The moment I'd started looking into what Meg had asked me to–the Wentworth's, specifically Florian's father–I'd regretted it. I didn't do much digging at all before I'd connected the dots, and since then anxiety has laid dormant in the bottom of my stomach. I'd told myself I wasn't going to tell her yet, that in some far-off future I would once I had come up with a solution for all of this–once things had mellowed, and the Reapers spirits were higher. Only once things had settled with Murphy being missing. She was right, I was shitty for her, all of this was, and the last thing she needed amidst the Olympics was the drama that haunted me.

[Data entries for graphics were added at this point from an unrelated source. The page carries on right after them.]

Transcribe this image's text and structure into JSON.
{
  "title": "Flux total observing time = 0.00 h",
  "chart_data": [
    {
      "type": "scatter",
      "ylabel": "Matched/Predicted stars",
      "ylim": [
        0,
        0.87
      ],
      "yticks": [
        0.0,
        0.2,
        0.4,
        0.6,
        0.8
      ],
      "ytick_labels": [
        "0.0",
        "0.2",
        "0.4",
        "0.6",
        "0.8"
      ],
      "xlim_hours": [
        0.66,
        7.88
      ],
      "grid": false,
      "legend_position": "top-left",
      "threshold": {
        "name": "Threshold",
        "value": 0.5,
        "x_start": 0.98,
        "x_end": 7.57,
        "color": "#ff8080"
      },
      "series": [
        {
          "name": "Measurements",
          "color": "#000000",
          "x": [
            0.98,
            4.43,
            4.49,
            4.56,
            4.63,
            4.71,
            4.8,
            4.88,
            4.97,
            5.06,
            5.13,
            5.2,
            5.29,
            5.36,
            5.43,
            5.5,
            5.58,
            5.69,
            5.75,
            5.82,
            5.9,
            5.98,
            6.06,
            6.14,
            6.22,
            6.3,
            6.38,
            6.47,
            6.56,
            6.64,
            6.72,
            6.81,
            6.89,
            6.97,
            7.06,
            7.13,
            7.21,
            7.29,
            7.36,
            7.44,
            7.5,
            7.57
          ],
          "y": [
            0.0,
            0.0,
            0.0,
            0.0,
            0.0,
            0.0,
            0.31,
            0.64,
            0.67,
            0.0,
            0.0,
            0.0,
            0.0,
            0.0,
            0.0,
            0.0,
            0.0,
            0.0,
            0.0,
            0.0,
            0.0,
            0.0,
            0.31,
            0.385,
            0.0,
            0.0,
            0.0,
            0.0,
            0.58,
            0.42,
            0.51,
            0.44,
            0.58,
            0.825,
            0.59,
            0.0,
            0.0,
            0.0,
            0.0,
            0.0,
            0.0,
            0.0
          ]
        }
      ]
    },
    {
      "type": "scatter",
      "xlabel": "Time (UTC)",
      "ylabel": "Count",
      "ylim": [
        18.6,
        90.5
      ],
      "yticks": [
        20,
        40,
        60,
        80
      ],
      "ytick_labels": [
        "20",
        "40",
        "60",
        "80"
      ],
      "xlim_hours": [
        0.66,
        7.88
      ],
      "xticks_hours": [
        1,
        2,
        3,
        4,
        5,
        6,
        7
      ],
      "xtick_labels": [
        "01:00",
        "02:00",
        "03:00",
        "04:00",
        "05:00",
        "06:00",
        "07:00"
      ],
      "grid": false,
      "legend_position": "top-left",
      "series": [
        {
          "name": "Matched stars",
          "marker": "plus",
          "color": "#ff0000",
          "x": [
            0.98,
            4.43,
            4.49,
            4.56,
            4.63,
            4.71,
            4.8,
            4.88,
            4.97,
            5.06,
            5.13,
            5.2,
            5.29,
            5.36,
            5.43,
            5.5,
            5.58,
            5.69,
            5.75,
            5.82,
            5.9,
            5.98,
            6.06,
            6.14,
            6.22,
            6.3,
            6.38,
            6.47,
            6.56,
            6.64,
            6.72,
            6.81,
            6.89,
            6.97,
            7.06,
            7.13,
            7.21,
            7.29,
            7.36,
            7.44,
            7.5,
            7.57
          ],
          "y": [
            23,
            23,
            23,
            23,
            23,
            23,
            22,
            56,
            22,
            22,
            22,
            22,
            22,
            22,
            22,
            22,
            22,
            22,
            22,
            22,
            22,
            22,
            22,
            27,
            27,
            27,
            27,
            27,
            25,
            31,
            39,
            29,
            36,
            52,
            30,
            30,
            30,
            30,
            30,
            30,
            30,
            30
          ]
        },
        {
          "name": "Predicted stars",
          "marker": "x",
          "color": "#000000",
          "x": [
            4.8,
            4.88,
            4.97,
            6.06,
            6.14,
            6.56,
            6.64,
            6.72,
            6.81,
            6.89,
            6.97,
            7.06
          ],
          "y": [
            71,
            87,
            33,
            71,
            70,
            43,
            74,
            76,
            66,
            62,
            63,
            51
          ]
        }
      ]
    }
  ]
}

That was why I hadn't wanted to know about her; to know where she was, how she was doing and feeling, the more I knew the more I'd gravitate to her. The more and more I'd want to patch things over, to lick her wounds for her. To over-explain myself, my intentions and what happened in California that led to everything this past month. The best thing for the both of us was radio silence, as long as I made it a point to stay out of her way, all would be fine. I was certain she wouldn't seek me out, not after Phil's funeral. I'd embarrassed her more than I had myself, and if there was one thing that put Magnolia off of someone it was embarrassment. I didn't blame her, if I had just stayed out of it, listened to the voice in the back of my head that told me it was a shit idea, Phil's funeral would've played out normally. Indie was right, I really hadn't any sense of boundaries, not when it came to Meg.

I told myself I'd speak to her on a need-to-know basis, that I'd push–with much effort–the thoughts of us, of our sex and banter out. When she'd painted my dreams picturesque with memories, and when she'd been all I thought about the moment I awoke to the pattering outside my window–it was hard, really fucking hard.

On top of it, Rory had been ignoring me. Well, less of ignoring and more of avoiding. He'd been busy, and I more so wrote it off as that. He wasn't the type to opt for the silent treatment, I knew that once he had more than a moment to think he'd immediately want to work things out. As much as I was frustrated with him, a part of me sullen with jealousy, I knew where he'd been coming from, and that I had no room to judge.

Sulking was all well and good until other much more important things took root and pushed out the self-deprecating desire. Wallowing was a waste of time.

A continuous ring supplemented my daydreams, and as my body registered it was the phone, I groggily opened my eyes, rousing to the orange-like lighting from the guest room that I'd been in earlier. A stiff pressure stood on the center of my chest, and I blinked my eyes open to find Kurt curled up there, a soft snoring erupting from her nose, matching my previous breathing pattern. My legs were littered with the sensation of prickles, wobbly and hung off the side of the couch, losing blood–to the point they ached. For a moment I lean my head against the armrest, letting the sound of the ringing bounce all over the undecorated state of my apartment walls, a consistent echo.